Les États-Unis, en n'hésitant pas à entrer en conflit ouvert avec la Chine sur les questions de commerce international, privilégient la sauvegarde de leur industrie plutôt que des relations harmonieuses avec Pékin.

Le président Barack Obama a signé vendredi un décret imposant des droits de douane sur les importations de pneus en provenance de Chine, destinés à compenser leur augmentation anormale selon Washington.

Cette décision, très attendue, n'a pas surpris. Depuis son entrée en fonctions en janvier, l'administration américaine a maintes fois prévenu qu'elle ferait valoir ses droits si elle repérait une entorse au libre échange.

Deux jours avant la décision sur les pneus, elle avait annoncé mercredi des droits de douane sur les tubes pour l'industrie pétrolière importés de Chine, qui bénéficient de subventions selon elle.

«Enfin un président qui a le cran de faire respecter les règles du commerce international», s'est réjoui Leo Gerard, président du syndicat USW, un des principaux syndicats ouvriers des États-Unis qui avait réclamé à l'origine cette décision.

Pour la classe ouvrière américaine, alliée traditionnelle du parti démocrate, l'industrie américaine ne cesse de perdre des emplois parce qu'elle joue contre un adversaire déloyal.

«Les États-Unis sont dans leur bon droit», a d'ailleurs relevé Peter Morici, professeur à l'Université du Maryland et ancien économiste en chef de la Commission américaine au commerce extérieur, interrogé par l'AFP.

«L'accord d'adhésion de la Chine à l'Organisation mondiale du commerce signé avec les États-Unis leur permet d'imposer des droits de douane provisoires si un secteur est touché par un bond des importations depuis la Chine», précise-t-il.

La Chine a immédiatement porté plainte devant l'OMC, brandissant elle aussi les règles du libre échange.

Ces tensions viennent moins de deux mois après un «dialogue stratégique et économique» entre les deux puissances à Washington, où elles s'étaient efforcées de souligner leurs intérêts communs, et à une dizaine de jours d'un sommet du groupe des pays riches et émergents du G20 aux États-Unis.

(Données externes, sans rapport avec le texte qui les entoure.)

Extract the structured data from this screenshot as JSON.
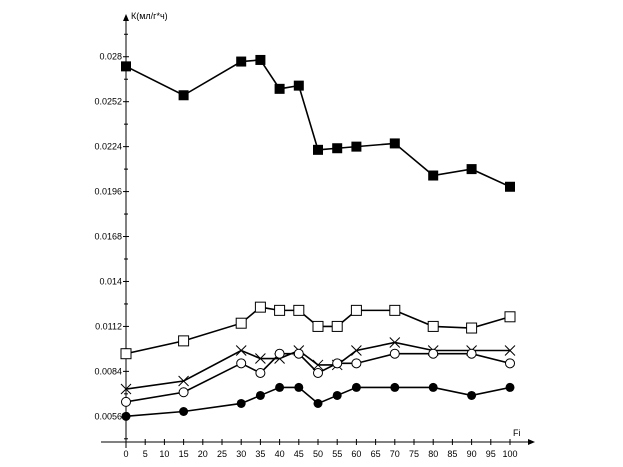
{
  "chart_data": {
    "type": "line",
    "title": "",
    "xlabel": "Fi",
    "ylabel": "К(мл/г*ч)",
    "xlim": [
      0,
      100
    ],
    "ylim": [
      0.004,
      0.0306
    ],
    "grid": false,
    "x_ticks": [
      "0",
      "5",
      "10",
      "15",
      "20",
      "25",
      "30",
      "35",
      "40",
      "45",
      "50",
      "55",
      "60",
      "65",
      "70",
      "75",
      "80",
      "85",
      "90",
      "95",
      "100"
    ],
    "y_ticks": [
      "0.0056",
      "0.0084",
      "0.0112",
      "0.014",
      "0.0168",
      "0.0196",
      "0.0224",
      "0.0252",
      "0.028"
    ],
    "x": [
      0,
      15,
      30,
      35,
      40,
      45,
      50,
      55,
      60,
      70,
      80,
      90,
      100
    ],
    "series": [
      {
        "name": "filled-square",
        "marker": "filled-square",
        "values": [
          0.0274,
          0.0256,
          0.0277,
          0.0278,
          0.026,
          0.0262,
          0.0222,
          0.0223,
          0.0224,
          0.0226,
          0.0206,
          0.021,
          0.0199
        ]
      },
      {
        "name": "open-square",
        "marker": "open-square",
        "values": [
          0.0095,
          0.0103,
          0.0114,
          0.0124,
          0.0122,
          0.0122,
          0.0112,
          0.0112,
          0.0122,
          0.0122,
          0.0112,
          0.0111,
          0.0118
        ]
      },
      {
        "name": "cross",
        "marker": "cross",
        "values": [
          0.0073,
          0.0078,
          0.0097,
          0.0092,
          0.0092,
          0.0097,
          0.0088,
          0.0088,
          0.0097,
          0.0102,
          0.0097,
          0.0097,
          0.0097
        ]
      },
      {
        "name": "open-circle",
        "marker": "open-circle",
        "values": [
          0.0065,
          0.0071,
          0.0089,
          0.0083,
          0.0095,
          0.0095,
          0.0083,
          0.0089,
          0.0089,
          0.0095,
          0.0095,
          0.0095,
          0.0089
        ]
      },
      {
        "name": "filled-circle",
        "marker": "filled-circle",
        "values": [
          0.0056,
          0.0059,
          0.0064,
          0.0069,
          0.0074,
          0.0074,
          0.0064,
          0.0069,
          0.0074,
          0.0074,
          0.0074,
          0.0069,
          0.0074
        ]
      }
    ]
  }
}
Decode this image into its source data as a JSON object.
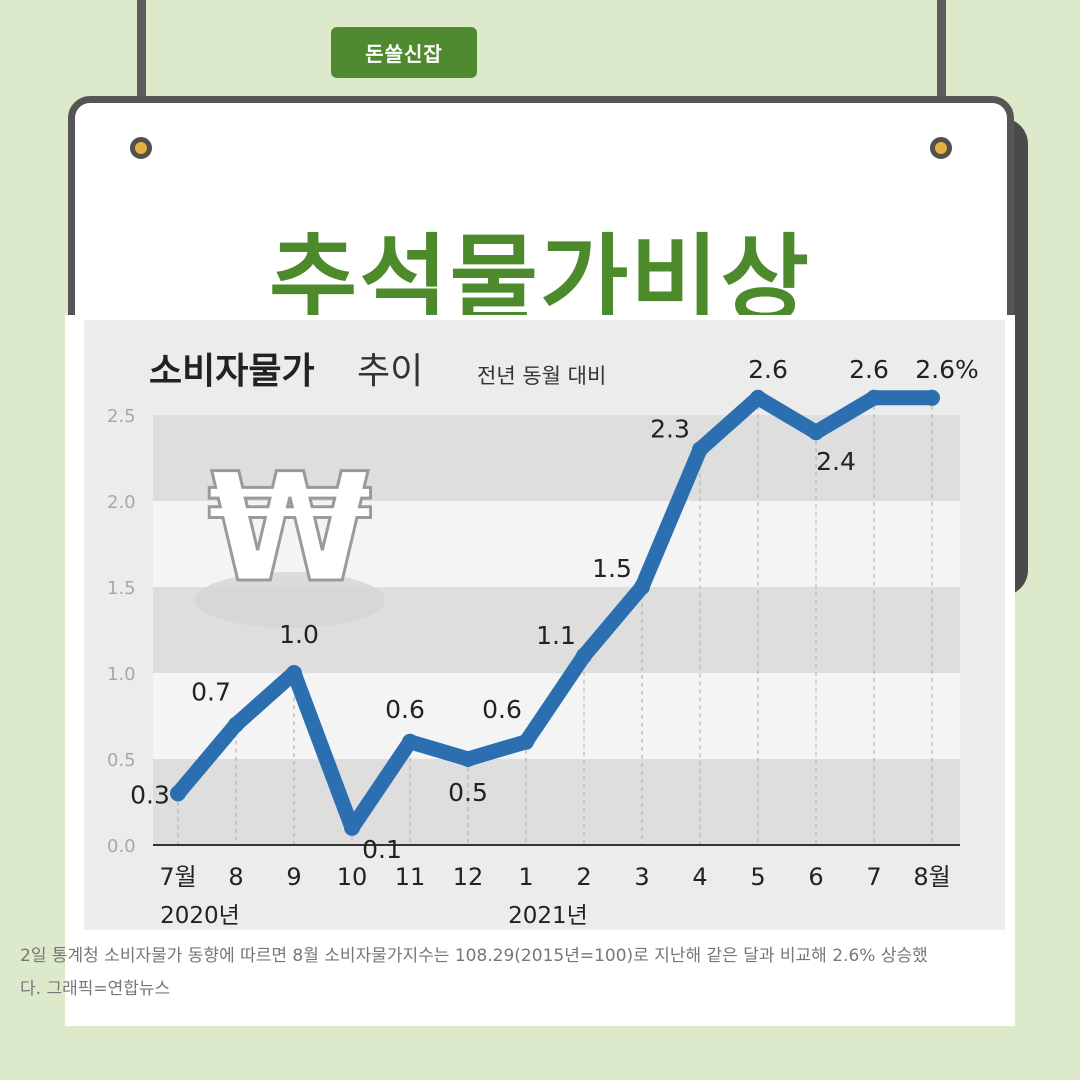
{
  "badge": {
    "label": "돈쓸신잡"
  },
  "headline": "추석물가비상",
  "chart_data": {
    "type": "line",
    "title": "소비자물가",
    "title_suffix": "추이",
    "subtitle": "전년 동월 대비",
    "categories": [
      "7월",
      "8",
      "9",
      "10",
      "11",
      "12",
      "1",
      "2",
      "3",
      "4",
      "5",
      "6",
      "7",
      "8월"
    ],
    "year_labels": [
      {
        "label": "2020년",
        "index": 0
      },
      {
        "label": "2021년",
        "index": 6
      }
    ],
    "values": [
      0.3,
      0.7,
      1.0,
      0.1,
      0.6,
      0.5,
      0.6,
      1.1,
      1.5,
      2.3,
      2.6,
      2.4,
      2.6,
      2.6
    ],
    "data_labels": [
      "0.3",
      "0.7",
      "1.0",
      "0.1",
      "0.6",
      "0.5",
      "0.6",
      "1.1",
      "1.5",
      "2.3",
      "2.6",
      "2.4",
      "2.6",
      "2.6%"
    ],
    "y_ticks": [
      "0.0",
      "0.5",
      "1.0",
      "1.5",
      "2.0",
      "2.5"
    ],
    "ylim": [
      0,
      2.5
    ],
    "grid": "horizontal bands",
    "decoration": "won-icon",
    "line_color": "#2c6fb0"
  },
  "caption": "2일 통계청 소비자물가 동향에 따르면 8월 소비자물가지수는 108.29(2015년=100)로 지난해 같은 달과 비교해 2.6% 상승했다. 그래픽=연합뉴스"
}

Des économistes américains doutaient du bien-fondé de ces droits de douane, qui s'élèveront à 35% la première année, 30% la deuxième et 25% la troisième.

Greg Mankiw, professeur d'économie à Harvard, s'est plaint sur son blogue d'«une victoire pour les protectionnistes» qui doit «apaiser» des syndicats importants pour la réforme de la santé défendue par M. Obama.

M. Morici a déploré «un pansement face aux symptomes d'un plus vaste problème», dont principalement «la sous-évaluation de la monnaie chinoise».

Bradford DeLong, de l'Université de Berkeley, qualifiait la décision de «stupide», estimant que «la Chine ne fait rien de mal» en vendant des pneus aux États-Unis, et qu'il s'agissait d'une «idée vraiment mauvaise pour les consommateurs américains».

Bien qu'en difficulté, les producteurs américains, comme Goodyear qui en est à trois trimestres consécutifs de pertes, n'étaient pas demandeurs.

En 2008, la Chine a exporté 337,8 milliards de dollars de biens et services vers les États-Unis, plus que tout autre pays au monde, selon les chiffres du département américain du Commerce.